There were falls in the early escape group. There was a crash involving a stray dog and the former race leader, Remco Evenepoel. And there was an incident that also took out the eventual winner of the stage around seven kilometres from the finish.

“There was a crash in front of me,” said Groves after his impressive win in challenging circumstances. “I pulled my front brake too hard [and] with a bit of panic I guess I came down… Luckily with three kilometres to go, I managed to get back to the front.”

Groves was third in the third stage, won by former team-mate Michael Matthews, and it’s clear that he’s arrived at the Giro in good form. For him to get back on the bike and put himself in contention for a sprint win only a few kilometres after falling highlights his commitment to the job he’s been assigned by his new team for 2023.

“I was already third wheel with one kilometre to go,” said Groves of the finale, “and I had to drop back behind a DSM rider. But I believe I did a very long sprint [and] it means a lot for me to win a stage here.”

Evenepoel and the rainbow curse?

On day five of his second start in the Giro d’Italia, the world champion finally got the chance to wear the rainbow jersey. Until stage five, Remco Evenepoel was clad in different colours: the Belgian champion’s jersey for the TT of stage one, which he won… then came three days in the maglia rosa as race leader.

In stage four, the 23-year-old surrendered the pink jersey when a breakaway succeeded and one of Team DSM’s Norwegians, 23-year-old Andreas Leknessund, took over GC leadership thanks to a second place behind his escape companion Aurélien Paret-Peintre (AG2R Citroën Team).

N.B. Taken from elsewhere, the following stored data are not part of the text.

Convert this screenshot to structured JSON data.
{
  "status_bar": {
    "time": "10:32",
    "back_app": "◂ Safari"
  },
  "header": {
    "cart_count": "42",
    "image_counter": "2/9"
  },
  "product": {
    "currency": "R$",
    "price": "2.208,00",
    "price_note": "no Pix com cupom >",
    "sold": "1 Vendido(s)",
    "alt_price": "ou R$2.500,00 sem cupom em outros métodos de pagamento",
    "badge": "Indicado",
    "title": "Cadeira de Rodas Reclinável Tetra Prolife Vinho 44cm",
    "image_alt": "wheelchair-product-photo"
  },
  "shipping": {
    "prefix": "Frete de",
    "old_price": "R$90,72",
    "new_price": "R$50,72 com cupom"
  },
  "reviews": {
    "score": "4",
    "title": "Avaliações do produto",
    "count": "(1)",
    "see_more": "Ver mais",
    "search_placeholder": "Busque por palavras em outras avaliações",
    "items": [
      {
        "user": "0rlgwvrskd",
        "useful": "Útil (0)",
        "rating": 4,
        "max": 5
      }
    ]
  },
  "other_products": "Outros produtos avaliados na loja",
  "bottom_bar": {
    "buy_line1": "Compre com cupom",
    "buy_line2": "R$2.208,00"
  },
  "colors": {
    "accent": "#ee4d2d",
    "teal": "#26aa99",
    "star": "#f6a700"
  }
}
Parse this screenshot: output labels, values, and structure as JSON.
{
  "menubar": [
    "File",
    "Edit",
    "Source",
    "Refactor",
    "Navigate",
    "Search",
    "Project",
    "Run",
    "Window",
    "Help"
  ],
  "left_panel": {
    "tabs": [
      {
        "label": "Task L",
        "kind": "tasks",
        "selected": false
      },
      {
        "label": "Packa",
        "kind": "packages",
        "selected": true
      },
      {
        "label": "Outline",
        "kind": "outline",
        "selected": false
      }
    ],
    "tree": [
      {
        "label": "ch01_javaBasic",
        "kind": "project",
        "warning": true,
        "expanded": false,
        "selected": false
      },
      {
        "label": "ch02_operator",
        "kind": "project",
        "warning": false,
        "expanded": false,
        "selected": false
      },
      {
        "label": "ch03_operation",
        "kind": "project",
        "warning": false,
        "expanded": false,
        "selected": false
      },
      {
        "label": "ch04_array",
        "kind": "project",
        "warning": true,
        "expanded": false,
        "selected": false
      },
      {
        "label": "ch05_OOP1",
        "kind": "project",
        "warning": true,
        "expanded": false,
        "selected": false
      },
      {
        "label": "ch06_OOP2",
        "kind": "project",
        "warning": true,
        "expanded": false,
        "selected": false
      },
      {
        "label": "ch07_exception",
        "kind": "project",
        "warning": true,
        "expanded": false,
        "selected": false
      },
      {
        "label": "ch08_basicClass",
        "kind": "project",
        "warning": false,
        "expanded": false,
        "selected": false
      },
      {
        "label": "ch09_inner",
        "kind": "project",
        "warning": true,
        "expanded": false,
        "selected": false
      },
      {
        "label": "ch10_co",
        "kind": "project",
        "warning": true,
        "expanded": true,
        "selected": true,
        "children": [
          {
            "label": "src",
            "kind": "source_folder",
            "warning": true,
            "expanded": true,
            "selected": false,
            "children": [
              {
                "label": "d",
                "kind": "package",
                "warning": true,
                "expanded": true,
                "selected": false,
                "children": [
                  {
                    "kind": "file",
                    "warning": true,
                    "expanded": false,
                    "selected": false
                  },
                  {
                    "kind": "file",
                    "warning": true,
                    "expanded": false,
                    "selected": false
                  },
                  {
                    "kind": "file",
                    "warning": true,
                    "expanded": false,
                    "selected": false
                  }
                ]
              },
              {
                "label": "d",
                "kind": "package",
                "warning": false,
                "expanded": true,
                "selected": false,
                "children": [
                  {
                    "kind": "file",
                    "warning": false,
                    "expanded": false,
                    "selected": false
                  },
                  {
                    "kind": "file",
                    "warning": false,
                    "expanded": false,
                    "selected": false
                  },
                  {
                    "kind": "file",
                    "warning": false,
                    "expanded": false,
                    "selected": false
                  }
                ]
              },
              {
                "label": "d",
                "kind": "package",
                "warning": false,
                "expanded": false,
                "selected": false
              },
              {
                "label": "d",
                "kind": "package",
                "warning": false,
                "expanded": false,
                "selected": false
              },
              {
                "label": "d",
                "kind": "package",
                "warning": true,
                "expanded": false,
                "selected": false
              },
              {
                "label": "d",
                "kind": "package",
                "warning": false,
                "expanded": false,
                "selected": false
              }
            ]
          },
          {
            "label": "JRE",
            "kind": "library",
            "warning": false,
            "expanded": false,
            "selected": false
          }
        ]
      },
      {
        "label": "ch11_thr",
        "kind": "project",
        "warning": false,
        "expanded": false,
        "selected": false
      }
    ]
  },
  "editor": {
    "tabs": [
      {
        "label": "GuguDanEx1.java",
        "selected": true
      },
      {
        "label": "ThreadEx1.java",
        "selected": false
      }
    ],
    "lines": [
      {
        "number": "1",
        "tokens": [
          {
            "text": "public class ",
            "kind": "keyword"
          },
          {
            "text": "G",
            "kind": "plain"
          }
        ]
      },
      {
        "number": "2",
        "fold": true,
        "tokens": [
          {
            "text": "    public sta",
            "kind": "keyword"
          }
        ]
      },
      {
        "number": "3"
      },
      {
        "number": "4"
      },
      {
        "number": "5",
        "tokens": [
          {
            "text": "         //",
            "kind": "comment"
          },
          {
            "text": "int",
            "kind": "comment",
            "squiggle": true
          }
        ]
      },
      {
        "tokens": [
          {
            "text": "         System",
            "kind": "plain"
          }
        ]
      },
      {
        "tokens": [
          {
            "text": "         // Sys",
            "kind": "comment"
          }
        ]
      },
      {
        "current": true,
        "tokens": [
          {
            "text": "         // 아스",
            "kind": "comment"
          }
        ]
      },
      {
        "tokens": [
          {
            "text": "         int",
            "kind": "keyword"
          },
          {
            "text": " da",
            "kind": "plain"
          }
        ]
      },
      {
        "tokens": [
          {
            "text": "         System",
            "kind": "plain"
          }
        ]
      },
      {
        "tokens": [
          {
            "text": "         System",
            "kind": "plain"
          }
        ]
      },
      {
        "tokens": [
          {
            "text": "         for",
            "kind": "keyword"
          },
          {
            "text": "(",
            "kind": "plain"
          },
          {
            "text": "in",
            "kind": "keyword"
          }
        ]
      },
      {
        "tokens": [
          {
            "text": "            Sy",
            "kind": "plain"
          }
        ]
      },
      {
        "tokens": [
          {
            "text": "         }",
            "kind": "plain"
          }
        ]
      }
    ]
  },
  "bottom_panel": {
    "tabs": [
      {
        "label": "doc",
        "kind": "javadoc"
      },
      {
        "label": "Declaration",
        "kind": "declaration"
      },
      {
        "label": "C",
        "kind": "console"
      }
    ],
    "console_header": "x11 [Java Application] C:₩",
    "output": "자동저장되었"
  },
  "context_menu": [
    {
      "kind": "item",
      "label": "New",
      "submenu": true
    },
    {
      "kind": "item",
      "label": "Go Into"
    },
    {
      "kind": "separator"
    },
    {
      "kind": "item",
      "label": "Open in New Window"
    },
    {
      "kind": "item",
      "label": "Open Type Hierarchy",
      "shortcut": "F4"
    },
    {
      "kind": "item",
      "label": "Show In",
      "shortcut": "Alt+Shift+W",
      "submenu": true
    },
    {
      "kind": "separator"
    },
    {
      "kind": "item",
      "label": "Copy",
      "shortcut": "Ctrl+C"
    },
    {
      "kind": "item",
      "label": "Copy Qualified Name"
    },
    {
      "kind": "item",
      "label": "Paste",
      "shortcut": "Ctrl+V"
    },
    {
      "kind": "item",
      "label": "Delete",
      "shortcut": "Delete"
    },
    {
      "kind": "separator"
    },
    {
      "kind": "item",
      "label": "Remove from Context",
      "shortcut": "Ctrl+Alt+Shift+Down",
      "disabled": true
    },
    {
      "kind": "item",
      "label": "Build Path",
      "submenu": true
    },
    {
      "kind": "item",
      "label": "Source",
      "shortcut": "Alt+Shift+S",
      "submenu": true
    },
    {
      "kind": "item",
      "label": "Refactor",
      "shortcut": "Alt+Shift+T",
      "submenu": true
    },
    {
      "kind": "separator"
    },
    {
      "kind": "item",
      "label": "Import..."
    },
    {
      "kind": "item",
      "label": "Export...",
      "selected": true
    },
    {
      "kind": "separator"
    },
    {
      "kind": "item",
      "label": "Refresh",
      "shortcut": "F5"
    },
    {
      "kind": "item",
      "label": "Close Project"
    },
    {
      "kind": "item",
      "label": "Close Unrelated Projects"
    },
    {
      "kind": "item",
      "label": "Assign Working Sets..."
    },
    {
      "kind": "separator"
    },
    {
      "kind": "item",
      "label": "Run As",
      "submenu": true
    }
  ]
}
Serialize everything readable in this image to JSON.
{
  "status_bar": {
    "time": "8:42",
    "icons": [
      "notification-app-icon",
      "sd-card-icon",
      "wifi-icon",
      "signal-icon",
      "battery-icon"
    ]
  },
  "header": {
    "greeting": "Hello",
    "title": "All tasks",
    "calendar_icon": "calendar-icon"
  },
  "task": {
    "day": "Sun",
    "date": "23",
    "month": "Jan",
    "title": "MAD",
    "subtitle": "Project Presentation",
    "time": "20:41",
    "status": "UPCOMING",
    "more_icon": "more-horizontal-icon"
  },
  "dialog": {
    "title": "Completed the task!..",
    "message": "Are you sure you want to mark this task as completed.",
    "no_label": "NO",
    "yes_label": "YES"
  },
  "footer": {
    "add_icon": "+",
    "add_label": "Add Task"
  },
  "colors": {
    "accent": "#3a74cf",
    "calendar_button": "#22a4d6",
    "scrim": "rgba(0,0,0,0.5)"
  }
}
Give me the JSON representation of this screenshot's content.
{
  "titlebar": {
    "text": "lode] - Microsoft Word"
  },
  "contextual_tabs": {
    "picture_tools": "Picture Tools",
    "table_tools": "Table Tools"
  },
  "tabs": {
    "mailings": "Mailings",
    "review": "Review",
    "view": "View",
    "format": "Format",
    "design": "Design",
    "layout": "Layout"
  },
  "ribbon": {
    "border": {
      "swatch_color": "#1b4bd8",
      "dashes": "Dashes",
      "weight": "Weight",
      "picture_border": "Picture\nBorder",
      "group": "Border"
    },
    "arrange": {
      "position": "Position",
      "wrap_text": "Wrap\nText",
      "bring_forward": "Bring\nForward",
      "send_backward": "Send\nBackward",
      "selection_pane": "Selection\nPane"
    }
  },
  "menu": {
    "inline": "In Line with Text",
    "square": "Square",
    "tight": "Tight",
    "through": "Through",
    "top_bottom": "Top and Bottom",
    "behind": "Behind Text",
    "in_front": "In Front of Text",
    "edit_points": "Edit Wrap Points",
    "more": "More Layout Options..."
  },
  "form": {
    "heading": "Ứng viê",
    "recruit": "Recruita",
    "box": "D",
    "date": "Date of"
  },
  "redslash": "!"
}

Evenepoel dropped to second in the GC standings and arrived at the wet start of stage five wearing a black rain jacket with the world champion’s stripes showing. He seemed pleased to make his debut in the celebrated colours but also wary of the slippery roads that lay ahead.


The first cause for concern for Evenepoel came courtesy of a dog that wandered onto the road in the opening hour of stage five. It ran directly into the path of Soudal-Quickstep’s Davide Ballerini who crashed just ahead of the world champion. Unable to avoid his fallen team-mate, Evenepoel also hit the ground hard.

After a considerable roadside consultation, he remounted and returned to the peloton that had slowed down out of respect for the former race leader.

The so-called ‘rainbow curse’ struck again at the end of the stage when, inside the final three kilometres, Evenepoel crashed for a second time.

Although he took some time to get back on the bike after the first fall, the team later explained that he was largely uninjured. The rider also gestured to TV cameras that all was okay… but there is some concern about the implications of the second crash.

“Following his second crash he has a lot of pain on his right side and a hematoma with contraction of his muscles and some problems with his sacrum bone,” reported the team doctor Toon Cruyt in a release issued by his team hours after the race.

“Hopefully, with some good massage and osteopathic treatment followed by a good night’s rest things will be better. We will know more Thursday morning, but what’s sure is that stage six will be a difficult one for him.”

Rain resulted in a stage filled with incidents that will surely impact the Giro. Whether or not the injuries will hinder Evenepoel as he continues his quest to win the maglia rosa remains to be seen.

For now, however, Australian sport fans can be pleased about the strong presence of their riders in a race that has only just gotten started. A year after an Aussie won the pink jersey for the first time, there have already been a couple of stage wins for Australian riders and there are still plenty of reasons to tune in as the race continues.

Leknessund will wear the maglia rosa for a second day. Evenepoel retains his second place on GC (as his second crash was inside the final 3km). Groves has a new trophy to take home. And, all going well, there’ll be blue skies and a bit of sunshine for stage six which starts and finishes in Napoli.